India: Tamil Nadu government contract nurses demand permanent status

Hundreds of contract nurses employed by the Tamil Nadu government under the National Health Mission (NHM) held a hunger protest at the Rajarathinam Stadium in Chennai on May 12, International Nurses Day.

The nurses were demanding equal pay for equal work and condemned the government for abolishing paid maternity leave for temporary and contract nurses in November 2022. The government claimed it could not continue to pay maternity leave under its NHM policy.

Nearly 13,000 nurses were recruited in 2015 on contracts stating that they would be made permanent after two years. Only 2,000 were made permanent. Nurses alleged that more than 3,000 government primary healthcare centres are operating without permanent staff.

Protesting nurses demanded immediate appointments and a minimum 18,000-rupee ($US218) monthly wage, alleging that they are paid below the minimum, despite working more than a 12-hour day.

Rajasthan childcare workers demand permanency

More than 7,000 Anganwadi (childcare) workers and helpers from 10 districts of Rajasthan state gathered at Bangar Stadium in Pali on May 14 demanding to be made permanent. The workers also protested at Jaisalmer in April for permanency and presented the state government with a charter of five long-pending demands. Many of the workers have served in the job for up to 12 years.

Prior to its election in 2018, the Congress party’s election manifesto promised workers in various government departments, including Anganwadi workers, that they would be made permanent.

Apart from permanency, Anganwadi workers want gratuity and a monthly pension after retirement, holidays according to the state health department calendar, a medical allowance and promotions as per service record. The protesters vowed to continue their struggle until their demands are met.

West Bengal public school teachers protest poverty-level wages

Several hundred para (ad-hoc) public school teachers demonstrated in West Bengal’s capital Kolkata on May 13 to demand 100 percent wage increases. Their current meagre monthly wage is 12,000 rupees ($US145) for secondary teachers and 10,000 rupees ($US121) for primary teachers.

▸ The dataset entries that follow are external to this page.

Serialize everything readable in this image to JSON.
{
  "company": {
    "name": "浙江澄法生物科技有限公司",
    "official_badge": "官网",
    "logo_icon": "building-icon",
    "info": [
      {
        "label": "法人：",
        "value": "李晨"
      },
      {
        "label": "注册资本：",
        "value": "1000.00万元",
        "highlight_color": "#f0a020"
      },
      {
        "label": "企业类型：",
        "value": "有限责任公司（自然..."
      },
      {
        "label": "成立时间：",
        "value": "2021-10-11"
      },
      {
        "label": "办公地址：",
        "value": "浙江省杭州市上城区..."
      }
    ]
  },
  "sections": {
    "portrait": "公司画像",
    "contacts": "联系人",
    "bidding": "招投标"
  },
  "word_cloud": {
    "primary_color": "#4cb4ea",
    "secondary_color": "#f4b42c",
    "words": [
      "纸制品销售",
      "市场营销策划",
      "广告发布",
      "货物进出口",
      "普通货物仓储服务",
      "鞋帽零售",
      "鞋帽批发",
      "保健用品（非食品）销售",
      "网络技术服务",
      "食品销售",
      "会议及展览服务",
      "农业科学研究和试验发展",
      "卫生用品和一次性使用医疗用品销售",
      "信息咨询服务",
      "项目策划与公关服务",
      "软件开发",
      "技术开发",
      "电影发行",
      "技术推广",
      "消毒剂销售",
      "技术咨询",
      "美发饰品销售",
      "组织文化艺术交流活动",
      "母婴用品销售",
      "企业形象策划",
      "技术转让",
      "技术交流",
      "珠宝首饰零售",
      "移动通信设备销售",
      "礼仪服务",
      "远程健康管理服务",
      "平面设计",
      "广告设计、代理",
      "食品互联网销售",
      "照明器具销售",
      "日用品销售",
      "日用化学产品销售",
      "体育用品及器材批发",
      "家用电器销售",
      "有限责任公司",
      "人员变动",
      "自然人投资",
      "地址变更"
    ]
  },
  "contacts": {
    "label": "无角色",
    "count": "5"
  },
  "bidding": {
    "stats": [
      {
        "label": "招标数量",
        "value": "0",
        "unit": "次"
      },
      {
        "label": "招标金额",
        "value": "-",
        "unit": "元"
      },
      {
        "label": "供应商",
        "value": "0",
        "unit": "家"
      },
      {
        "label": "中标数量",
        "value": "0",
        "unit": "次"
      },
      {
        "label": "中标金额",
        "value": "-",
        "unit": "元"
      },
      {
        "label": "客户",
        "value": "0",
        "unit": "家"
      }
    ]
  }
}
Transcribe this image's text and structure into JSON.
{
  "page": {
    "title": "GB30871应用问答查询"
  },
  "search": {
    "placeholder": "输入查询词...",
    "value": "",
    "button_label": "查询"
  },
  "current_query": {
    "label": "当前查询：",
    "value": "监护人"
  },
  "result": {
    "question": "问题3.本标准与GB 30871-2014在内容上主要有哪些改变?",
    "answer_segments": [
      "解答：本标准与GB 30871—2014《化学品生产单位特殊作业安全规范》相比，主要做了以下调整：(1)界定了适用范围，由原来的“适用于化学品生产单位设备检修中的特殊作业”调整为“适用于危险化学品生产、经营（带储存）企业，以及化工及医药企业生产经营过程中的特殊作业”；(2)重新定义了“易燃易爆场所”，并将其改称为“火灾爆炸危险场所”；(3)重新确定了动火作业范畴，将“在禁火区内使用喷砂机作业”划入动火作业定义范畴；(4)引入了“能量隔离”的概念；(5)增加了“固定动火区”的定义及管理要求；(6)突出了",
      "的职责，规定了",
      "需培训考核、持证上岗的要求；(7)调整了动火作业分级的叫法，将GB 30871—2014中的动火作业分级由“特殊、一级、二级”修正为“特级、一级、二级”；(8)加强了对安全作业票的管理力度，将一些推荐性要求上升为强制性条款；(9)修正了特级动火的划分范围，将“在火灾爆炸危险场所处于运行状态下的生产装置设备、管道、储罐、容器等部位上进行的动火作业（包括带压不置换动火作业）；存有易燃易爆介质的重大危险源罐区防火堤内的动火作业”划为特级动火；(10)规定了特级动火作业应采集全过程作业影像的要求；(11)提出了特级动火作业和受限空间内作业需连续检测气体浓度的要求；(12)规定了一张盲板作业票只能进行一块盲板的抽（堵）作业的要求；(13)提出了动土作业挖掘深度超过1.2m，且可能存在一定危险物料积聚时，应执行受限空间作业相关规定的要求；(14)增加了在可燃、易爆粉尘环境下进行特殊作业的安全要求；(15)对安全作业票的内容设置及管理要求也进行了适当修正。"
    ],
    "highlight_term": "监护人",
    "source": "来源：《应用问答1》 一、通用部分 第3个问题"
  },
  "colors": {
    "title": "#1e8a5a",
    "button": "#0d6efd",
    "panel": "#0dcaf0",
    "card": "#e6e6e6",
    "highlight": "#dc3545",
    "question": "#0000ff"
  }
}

Teachers marched at Salt Lake and submitted a 13-point charter of demands to the education minister. It included an increase in wages to 30,000 rupees and 26,000 rupees for secondary and primary teachers respectively, a higher gratuity—from 300,000 to one million rupees—and pension for retired teachers. There are over 44,000 para teachers in West Bengal.

Sri Lankan Inland Revenue Department workers strike over pay cuts

Inland Revenue Department (IRD) workers walked off the job on Wednesday over several demands and in protest against cuts to incentives and their transport allowance.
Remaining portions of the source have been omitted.